Wylie and Svob will be showing individual paintings, but they have previously carried out projects together as large as a mural.

These included a mural series for Chances Casinos in Langley (69-metres long) and Abbotsford (122 metres). The pair had painted them the traditional ways in Seattle and other locations, but for the casinos they painted a slightly smaller version, digitized it and printed it on a special vinyl "and it went up painlessly like wallpaper."

Svob says their styles are completely different.

"I am more impressionistic, I use more colour. Alan is more realistic. What tends to happen when we work together is that each of us allows the other to work on something that we feel the most strongly about. I think it works really well, for the most part," Svob says.

They also frequently travel together to remote locations in Canada and around the world on painting expeditions.

Travel is the biggest influence on subject matter for Svob's work and will be very much on show at Adele Campbell.
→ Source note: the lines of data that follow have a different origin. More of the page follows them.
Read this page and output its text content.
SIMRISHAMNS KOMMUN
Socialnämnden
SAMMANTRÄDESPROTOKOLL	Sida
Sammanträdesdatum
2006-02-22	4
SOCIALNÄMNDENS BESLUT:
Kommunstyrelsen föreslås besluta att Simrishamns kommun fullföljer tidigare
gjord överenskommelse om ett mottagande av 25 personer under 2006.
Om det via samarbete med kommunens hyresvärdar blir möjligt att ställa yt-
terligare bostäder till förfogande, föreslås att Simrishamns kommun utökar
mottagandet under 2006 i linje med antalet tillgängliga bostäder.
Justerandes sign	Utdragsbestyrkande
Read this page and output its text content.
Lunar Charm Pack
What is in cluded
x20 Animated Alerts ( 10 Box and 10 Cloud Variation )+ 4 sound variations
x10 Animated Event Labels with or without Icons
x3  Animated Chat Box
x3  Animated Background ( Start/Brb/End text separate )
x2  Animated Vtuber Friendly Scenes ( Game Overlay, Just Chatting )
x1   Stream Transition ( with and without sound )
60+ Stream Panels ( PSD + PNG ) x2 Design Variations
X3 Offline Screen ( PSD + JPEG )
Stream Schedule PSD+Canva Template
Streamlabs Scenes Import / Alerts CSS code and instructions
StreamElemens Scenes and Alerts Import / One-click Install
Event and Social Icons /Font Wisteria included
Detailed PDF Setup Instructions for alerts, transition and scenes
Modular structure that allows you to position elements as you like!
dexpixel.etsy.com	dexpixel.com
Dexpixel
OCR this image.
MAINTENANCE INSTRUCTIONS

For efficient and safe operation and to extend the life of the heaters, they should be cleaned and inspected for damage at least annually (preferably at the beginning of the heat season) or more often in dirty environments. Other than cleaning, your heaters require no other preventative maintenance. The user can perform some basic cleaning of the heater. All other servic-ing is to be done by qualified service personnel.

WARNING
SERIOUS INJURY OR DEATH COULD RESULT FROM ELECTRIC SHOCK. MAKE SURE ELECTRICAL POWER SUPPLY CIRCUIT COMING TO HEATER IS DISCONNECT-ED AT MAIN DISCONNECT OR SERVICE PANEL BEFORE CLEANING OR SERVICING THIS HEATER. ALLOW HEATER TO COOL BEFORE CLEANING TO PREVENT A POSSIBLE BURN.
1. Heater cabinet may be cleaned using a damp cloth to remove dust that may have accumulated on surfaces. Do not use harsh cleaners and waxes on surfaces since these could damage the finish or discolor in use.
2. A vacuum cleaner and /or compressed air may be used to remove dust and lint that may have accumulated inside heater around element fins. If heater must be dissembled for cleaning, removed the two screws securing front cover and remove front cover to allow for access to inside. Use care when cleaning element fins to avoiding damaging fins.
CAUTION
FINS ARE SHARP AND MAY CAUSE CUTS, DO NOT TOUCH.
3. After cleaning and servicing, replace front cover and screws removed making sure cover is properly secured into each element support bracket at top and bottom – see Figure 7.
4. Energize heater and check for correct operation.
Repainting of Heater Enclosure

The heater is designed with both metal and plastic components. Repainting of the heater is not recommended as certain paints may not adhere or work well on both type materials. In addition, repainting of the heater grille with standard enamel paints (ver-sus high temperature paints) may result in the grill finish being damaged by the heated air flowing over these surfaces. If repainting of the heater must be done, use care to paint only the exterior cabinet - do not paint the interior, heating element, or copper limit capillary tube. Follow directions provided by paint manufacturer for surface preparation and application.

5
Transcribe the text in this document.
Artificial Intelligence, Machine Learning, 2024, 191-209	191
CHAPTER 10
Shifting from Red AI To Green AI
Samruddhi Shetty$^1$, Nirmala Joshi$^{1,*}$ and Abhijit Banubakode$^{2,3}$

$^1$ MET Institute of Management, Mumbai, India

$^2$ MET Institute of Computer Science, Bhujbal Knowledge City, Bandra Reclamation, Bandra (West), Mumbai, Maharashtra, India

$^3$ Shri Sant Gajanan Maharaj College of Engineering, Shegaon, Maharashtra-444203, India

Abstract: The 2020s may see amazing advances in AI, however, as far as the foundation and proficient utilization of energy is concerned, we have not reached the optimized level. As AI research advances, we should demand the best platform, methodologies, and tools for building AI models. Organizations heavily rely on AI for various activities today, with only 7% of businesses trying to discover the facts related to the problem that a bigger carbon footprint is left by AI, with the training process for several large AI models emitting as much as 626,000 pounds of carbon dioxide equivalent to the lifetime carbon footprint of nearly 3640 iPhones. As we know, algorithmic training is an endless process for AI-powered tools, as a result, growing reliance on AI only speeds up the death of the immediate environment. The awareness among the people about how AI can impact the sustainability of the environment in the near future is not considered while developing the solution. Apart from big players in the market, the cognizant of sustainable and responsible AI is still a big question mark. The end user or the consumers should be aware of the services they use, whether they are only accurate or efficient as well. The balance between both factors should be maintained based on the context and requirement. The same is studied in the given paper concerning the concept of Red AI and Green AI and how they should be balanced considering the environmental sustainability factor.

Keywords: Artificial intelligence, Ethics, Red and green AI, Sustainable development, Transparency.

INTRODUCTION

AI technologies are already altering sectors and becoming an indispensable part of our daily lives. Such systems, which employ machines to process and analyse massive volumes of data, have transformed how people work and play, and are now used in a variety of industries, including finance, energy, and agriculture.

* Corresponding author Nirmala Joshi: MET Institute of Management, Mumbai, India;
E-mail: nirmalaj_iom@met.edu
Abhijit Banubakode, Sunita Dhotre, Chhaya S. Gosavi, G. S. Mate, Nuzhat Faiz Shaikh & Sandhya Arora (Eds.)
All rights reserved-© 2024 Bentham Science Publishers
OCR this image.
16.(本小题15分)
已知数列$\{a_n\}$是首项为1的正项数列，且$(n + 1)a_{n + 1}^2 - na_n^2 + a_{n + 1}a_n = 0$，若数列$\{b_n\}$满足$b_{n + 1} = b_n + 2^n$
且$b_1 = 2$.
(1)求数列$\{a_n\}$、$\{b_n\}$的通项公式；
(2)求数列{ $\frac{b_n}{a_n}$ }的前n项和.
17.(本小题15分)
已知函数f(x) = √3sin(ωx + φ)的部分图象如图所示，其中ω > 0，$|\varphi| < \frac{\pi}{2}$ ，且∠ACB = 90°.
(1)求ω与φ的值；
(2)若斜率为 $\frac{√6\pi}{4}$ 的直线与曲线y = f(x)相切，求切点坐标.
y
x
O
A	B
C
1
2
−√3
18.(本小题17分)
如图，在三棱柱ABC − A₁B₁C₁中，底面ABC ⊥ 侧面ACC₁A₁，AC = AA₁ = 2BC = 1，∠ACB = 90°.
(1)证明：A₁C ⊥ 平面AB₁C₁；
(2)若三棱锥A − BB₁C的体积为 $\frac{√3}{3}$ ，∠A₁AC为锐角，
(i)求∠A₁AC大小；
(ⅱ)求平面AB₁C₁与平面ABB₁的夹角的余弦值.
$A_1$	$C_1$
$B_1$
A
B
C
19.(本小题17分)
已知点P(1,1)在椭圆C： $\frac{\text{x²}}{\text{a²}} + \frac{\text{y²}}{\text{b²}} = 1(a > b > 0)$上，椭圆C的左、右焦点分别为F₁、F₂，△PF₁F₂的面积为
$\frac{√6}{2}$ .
"I am constantly painting, wherever I go. I tend to concentrate on a theme or subject until I exhaust it," he says.

"I have work right now that I did while in Europe, from earlier this winter there is a lot of snow paintings from the B.C. Interior and I have worked on plenty of West Coast Stuff. Living in White Rock, the ocean and beaches play their part, too."

Svob has been a professional artist since the early 1980s and was the president of the Federation of Canadian Artists in the early 1990s.

Both Svob and Wylie are signature members of the federation now.

Teaching plays a big part of Svob's career, including planned workshops in Prince Edward Island and New Brunswick this summer, but before that is a planned plein-air teaching expedition to Greece in May and early June.

Catching Wylie at his home in Fort Langley, he laughs when asked about the difference between his style and Svob's.

"We're completely different. It's amazing that we've been painting murals together quite a lot over the last few years," Wylie says.

"Mike uses all that dioxygene purple and he has to train me to use that. He works with big brushes and I work with a tiny little brush."

But sometimes the response to their collaborations makes them laugh, Wylie adds.

We're at odds all the time. Lots of people will point at a section and say, 'We can see that Mike did that bit,' and, no, he didn't. I did. I've got to loosen my painting up and use that colour and he's got to tighten his work up a bit. It seems to work quite well for us."

Wylie has 18 paintings in the show. A real mixed bag, he says.

"I've got oils, watercolours and acrylics. And the subjects are also a real mixed bag. I've got landscapes, some of my Glasgow paintings, a lot of figurative stuff. There's everything from snowy pieces, to New York to Mexico," Wylie says.

"I hate painting the same stuff over and over so I like to jump all over the place."